Using autoML approaches, we obtained a bespoke predictive model for the prognosis of each cancer type. NFKB2, PTK2 and TGFB1 genes were identified as single bespoke predictive biomarkers for breast, lung and renal cancers, respectively. Bespoke combinations of 10 biomarkers that maximise the predictive capacity were identified for breast cancer and combinations of 6 biomarkers for the remaining cancer types (Figure 1). Breast, lung, and renal cancer types exhibited distinct gene expression patterns and shared only two genes (ILK and EGF) between different cancer types. Interestingly, none of the identified single bespoke biomarkers were present in the bespoke combinations.

Figure 1. Predicted single biomarkers and combinations of biomarkers identified for breast, lung and renal cancers. Gene names are indicated on the x-axis, and the normalised degree of variation between cancer survival medians and controls is represented on the y-axis. BCM1, LCM1 and RCM1 indicate the predictive combination of biomarkers for breast, lung and renal cancers, respectively. BCM2, LCM2 and RCM2 indicate the single predictive biomarkers for breast, lung and renal cancers, respectively. Gene downregulations in expression are depicted by negative numbers represented by a blue gradient scale, and up-regulations by positive numbers in a red gradient scale. Null values in white represent that the gene was not identified as a predictive biomarker.

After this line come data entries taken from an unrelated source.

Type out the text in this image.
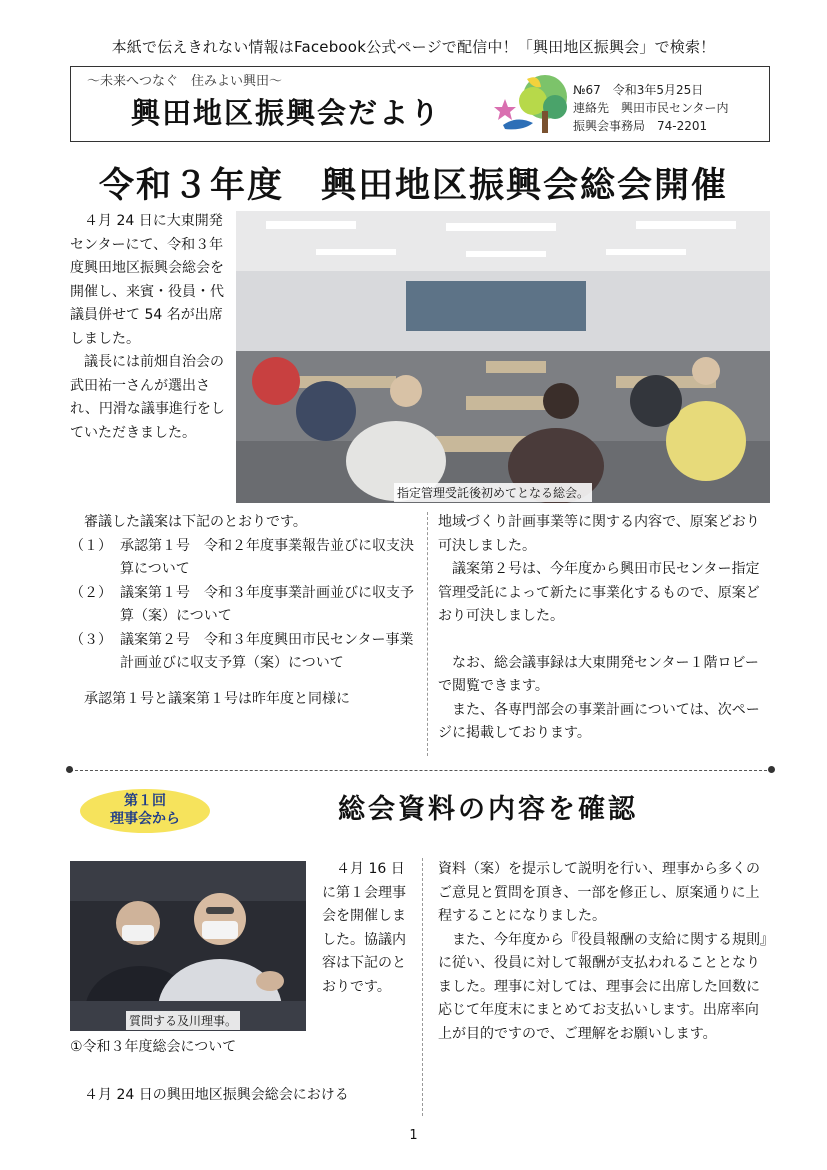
本紙で伝えきれない情報はFacebook公式ページで配信中！「興田地区振興会」で検索！
～未来へつなぐ　住みよい興田～
興田地区振興会だより
№67　令和3年5月25日
連絡先　興田市民センター内
振興会事務局　74-2201
令和３年度　興田地区振興会総会開催

４月 24 日に大東開発センターにて、令和３年度興田地区振興会総会を開催し、来賓・役員・代議員併せて 54 名が出席しました。

議長には前畑自治会の武田祐一さんが選出され、円滑な議事進行をしていただきました。

指定管理受託後初めてとなる総会。

審議した議案は下記のとおりです。

（１） 承認第１号　令和２年度事業報告並びに収支決算について
（２） 議案第１号　令和３年度事業計画並びに収支予算（案）について
（３） 議案第２号　令和３年度興田市民センター事業計画並びに収支予算（案）について

承認第１号と議案第１号は昨年度と同様に

地域づくり計画事業等に関する内容で、原案どおり可決しました。

議案第２号は、今年度から興田市民センター指定管理受託によって新たに事業化するもので、原案どおり可決しました。

なお、総会議事録は大東開発センター１階ロビーで閲覧できます。

また、各専門部会の事業計画については、次ページに掲載しております。

第１回
理事会から	総会資料の内容を確認
質問する及川理事。

４月 16 日に第１会理事会を開催しました。協議内容は下記のとおりです。

①令和３年度総会について

４月 24 日の興田地区振興会総会における

資料（案）を提示して説明を行い、理事から多くのご意見と質問を頂き、一部を修正し、原案通りに上程することになりました。

また、今年度から『役員報酬の支給に関する規則』に従い、役員に対して報酬が支払われることとなりました。理事に対しては、理事会に出席した回数に応じて年度末にまとめてお支払いします。出席率向上が目的ですので、ご理解をお願いします。

1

Performance evaluation of the generated predictive models (Table 1) showed substantial improvement of performance metrics (AUC, sensitivity and specificity) of models composed of combinations of biomarkers (O2Pmgen-derived) in comparison with the single biomarker approach (BMfinder-derived). Models derived by autoML using all genes (TPOT-derived) showed equivalent improvements on sensitivity but only mild improvements on the AUC and specificity.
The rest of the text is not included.